What a year can do for blockchain
In the speech balloon image via Shutterstock
Blockchain adoption is gaining momentum not only in banking but also in the enterprise. The first sign that 2016 was going to be a good year for blockchain was the amount of money invested into blockchain companies: almost $300 million in the first half of 2016. The second sign was that blockchain consortia began to spring up like mushrooms after the rain. But will it be smooth sailing from here on?
In early 2016, most executives were reluctant to have the blockchain conversation for fear that this technology won’t gain momentum. Now, partnerships and consortia spring up like mushrooms after the rain and the cherry on top is Gartner’s technology trends for 2017, which claims that blockchain has substantial disruptive potential across industries.
Blockchain and distributed-ledger concepts are gaining traction because they hold the promise of transforming industry operating models in industries such as music distribution, identify verification and title registry. They promise a model to add trust to untrusted environments and reduce business friction by providing transparent access to the information in the chain. While there is a great deal of interest the majority of blockchain initiatives are in alpha or beta phases and significant technology challenges exist.
Despite the obvious challenges, corporate players and banking giants are pushing this technology forward through experiments (behind closed doors) to test its applicability, possibly driven by the “good reviews” this technology has received: in an “Emerging Theme Radar” note sent to clients in late 2015, Goldman Sachs said that “the Blockchain, can change… well everything.” Meanwhile, William Mougayar, author of The Business Blockchain, opined that blockchain is as innovative as the internet.
Blockchain at a glance — 2016
In August 2016, the World Economic Forum released a report titled The Future of financial infrastructure: An ambitious look at how blockchain can reshape financial services in which it claims that blockchain will play a central role in the global financial system. The report suggests that blockchain “has the potential to ‘live up to the hype’ and reshape financial services.” However, in order to truly occupy a central position in the FinTech world, the technology behind Bitcoin must be paired with “other emerging technologies, regulators, incumbents and additional stakeholders.”

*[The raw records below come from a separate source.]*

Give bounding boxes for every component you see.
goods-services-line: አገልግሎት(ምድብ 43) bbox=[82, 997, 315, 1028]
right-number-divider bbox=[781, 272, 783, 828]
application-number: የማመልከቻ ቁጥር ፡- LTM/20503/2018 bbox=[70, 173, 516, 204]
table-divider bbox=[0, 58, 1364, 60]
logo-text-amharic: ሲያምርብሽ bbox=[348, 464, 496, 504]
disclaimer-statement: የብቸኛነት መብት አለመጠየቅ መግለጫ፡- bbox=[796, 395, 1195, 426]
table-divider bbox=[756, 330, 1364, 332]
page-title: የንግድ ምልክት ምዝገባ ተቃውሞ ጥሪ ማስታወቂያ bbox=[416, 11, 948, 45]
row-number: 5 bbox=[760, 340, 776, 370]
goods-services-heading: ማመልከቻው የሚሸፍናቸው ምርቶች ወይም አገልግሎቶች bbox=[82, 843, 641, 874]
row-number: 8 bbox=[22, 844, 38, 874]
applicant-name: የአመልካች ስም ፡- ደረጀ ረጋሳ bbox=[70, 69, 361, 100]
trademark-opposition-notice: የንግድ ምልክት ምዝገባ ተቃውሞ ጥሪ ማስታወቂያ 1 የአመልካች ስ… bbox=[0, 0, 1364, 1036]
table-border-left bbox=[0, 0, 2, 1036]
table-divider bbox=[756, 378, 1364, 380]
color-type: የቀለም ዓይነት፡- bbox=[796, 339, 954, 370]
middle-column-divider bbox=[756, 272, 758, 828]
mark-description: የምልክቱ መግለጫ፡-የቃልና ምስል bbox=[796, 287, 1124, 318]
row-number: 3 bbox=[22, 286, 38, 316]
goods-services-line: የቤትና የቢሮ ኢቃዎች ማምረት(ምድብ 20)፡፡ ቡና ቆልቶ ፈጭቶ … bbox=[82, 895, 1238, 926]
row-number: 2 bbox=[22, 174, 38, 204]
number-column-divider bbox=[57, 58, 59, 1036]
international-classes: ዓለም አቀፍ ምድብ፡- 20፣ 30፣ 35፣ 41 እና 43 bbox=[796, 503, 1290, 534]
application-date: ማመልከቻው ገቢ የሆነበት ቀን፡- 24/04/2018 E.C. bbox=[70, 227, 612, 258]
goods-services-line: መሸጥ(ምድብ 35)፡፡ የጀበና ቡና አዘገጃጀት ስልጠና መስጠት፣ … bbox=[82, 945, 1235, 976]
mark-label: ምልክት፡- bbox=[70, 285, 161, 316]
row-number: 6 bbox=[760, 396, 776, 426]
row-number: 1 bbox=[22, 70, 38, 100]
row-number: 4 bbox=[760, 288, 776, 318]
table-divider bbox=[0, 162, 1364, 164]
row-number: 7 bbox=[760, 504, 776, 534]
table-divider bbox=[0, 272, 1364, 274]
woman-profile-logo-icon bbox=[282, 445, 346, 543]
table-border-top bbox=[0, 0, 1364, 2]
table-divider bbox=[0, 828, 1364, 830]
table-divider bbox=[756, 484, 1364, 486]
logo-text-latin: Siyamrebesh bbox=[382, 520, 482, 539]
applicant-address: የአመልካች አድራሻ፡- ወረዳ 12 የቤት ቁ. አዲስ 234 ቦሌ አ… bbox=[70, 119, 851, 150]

Giancarlo Bruno, the head of financial services industries at the World Economic Forum, told The New York Times that the technology behind Bitcoin will become “the beating heart” of the finance industry. The report revealed that blockchain has the potential to “drive simplicity and efficiency by establishing new financial services infrastructure and processes” and is likely to “form the foundation of next generation financial services infrastructure in conjunction with other existing and emerging technologies.”
A couple of months later, Japanese IT company Fujitsu announced that is experimenting with blockchain. Fujitsu Laboratories Ltd. and Fujitsu Laboratories of America, Inc. have developed two blockchain-based technologies to “safely and securely handle confidential data between multiple organizations:”
A transaction restriction technology based on pre-established policies to restrict trading, such as by restricting users, and a document encryption technology, which allows only relevant parties who hold multiple distributed keys to securely access the information recorded in the blockchain.
These two technologies are meant to prevent both the misuse and abuse of keys (thus making it safer to use blockchain) and to develop a workflow “where documents are acknowledged by collective decision-making or between specified organizations, or where they can be restored when keys are lost.”
Moving forward with blockchain
U.S. Federal Reserve governor Lael Brainard said in a speech earlier this year that even though she was “optimistic” about new technologies such as blockchain, they “must be robust in practice, not just in theory, to attacks on security, and must be able to maintain appropriate confidentiality for records and data.”
Indeed, there is some potential that the new technologies could enable improved authorized access to certain data records in a much more efficient and comprehensive manner than has previously been possible, thereby potentially reducing costs associated with complying with the Bank Secrecy Act.
Governor Brainard emphasized that the U.S. Federal Reserve must “give promising technologies the serious consideration they merit, seek to understand their opportunities and risks, and actively engage in dialogue about their potential uses and evolution.”
Plus, new research commissioned by SIX Securities Services showed that more than three quarters of financial organizations are now experimenting with blockchain technologies. The study revealed that 32 percent of respondents have created “a proof of concept, while 1 in 5 are piloting a specific product or service. 14 percent of respondents said they have set up a Blockchain-focused innovation lab, while 12 percent have partnered with a blockchain company.”
With these numbers, it’s safe to say that blockchain is entering a new year with high expectations.